After a hot and hellish summer, rains are a downright blessing—unless, of course, you’re an event organizer who wants to host an outdoor event. The Philippines’ rainy season is legendary for its sudden rains, so obviously, it’s difficult to avoid or schedule around. When it comes to events, the show must go on, come hell or high water: two very real possibilities in our country.
Fortunately, the stormy months doesn't spell the end for events management in the Philippines. There are ways to plan for bad weather and here’s an, ahem, rain check of what to do.
Put Early Call Times On Your Invites
Even if you’re hosting an indoor event, this is a must during rainy season. “You have to make sure your invitation time is earlier because of traffic,” says Enya Reyes, events director at M2.0 Communications. Traffic in Manila is already bad enough; you can be sure that the rain will make it doubly, triply worse.

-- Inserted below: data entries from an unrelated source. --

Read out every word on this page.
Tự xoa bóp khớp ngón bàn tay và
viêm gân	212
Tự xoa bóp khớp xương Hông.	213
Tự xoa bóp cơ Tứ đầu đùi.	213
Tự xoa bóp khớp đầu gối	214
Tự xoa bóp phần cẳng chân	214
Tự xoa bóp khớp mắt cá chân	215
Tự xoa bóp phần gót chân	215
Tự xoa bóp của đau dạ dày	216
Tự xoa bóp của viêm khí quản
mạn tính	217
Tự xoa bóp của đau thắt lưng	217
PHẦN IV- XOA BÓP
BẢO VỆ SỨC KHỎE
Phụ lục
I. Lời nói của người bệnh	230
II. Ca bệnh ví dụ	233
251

Look Down When Scouting a Venue
A venue can be accessible and have great views, but if the ground is earth, then guests at an outdoor event can quickly become mired in mud. Unless you’re hosting an obstacle course, this is not anyone’s idea of a good time. Ask about the drainage system to eliminate the possibility of flood.
Get Your Tents Ready
Ensure that tents are always at hand near your event. When the weather starts to go bad, you can easily cover your pop-up booth or the entire area with tents to protect every participant from the rain.
Prepare Emergency Supplies
Sometimes, the tent can’t be set up fast enough. It’s a good idea to have umbrellas or hats ready to be given away. Bonus points if these are your brand’s giveaways.
Another important thing to take note of: emergency generators. “You have to have gensets on standby every time,” cautions Reyes, “because anytime, your power might die.”
Have an Alternate Space Planned
Sometimes the expected downpour is just too much to continue the event in the original site. Find a covered place beforehand and reserve it to ensure that your event can be easily moved when the weather refuses to cooperate.
Even the best weather apps (or the late, lamented Ernie Baron) can’t perfectly predict when a downpour will begin. But whether or not rain will actually pur down, it’s better to be prepared than sorry afterwards.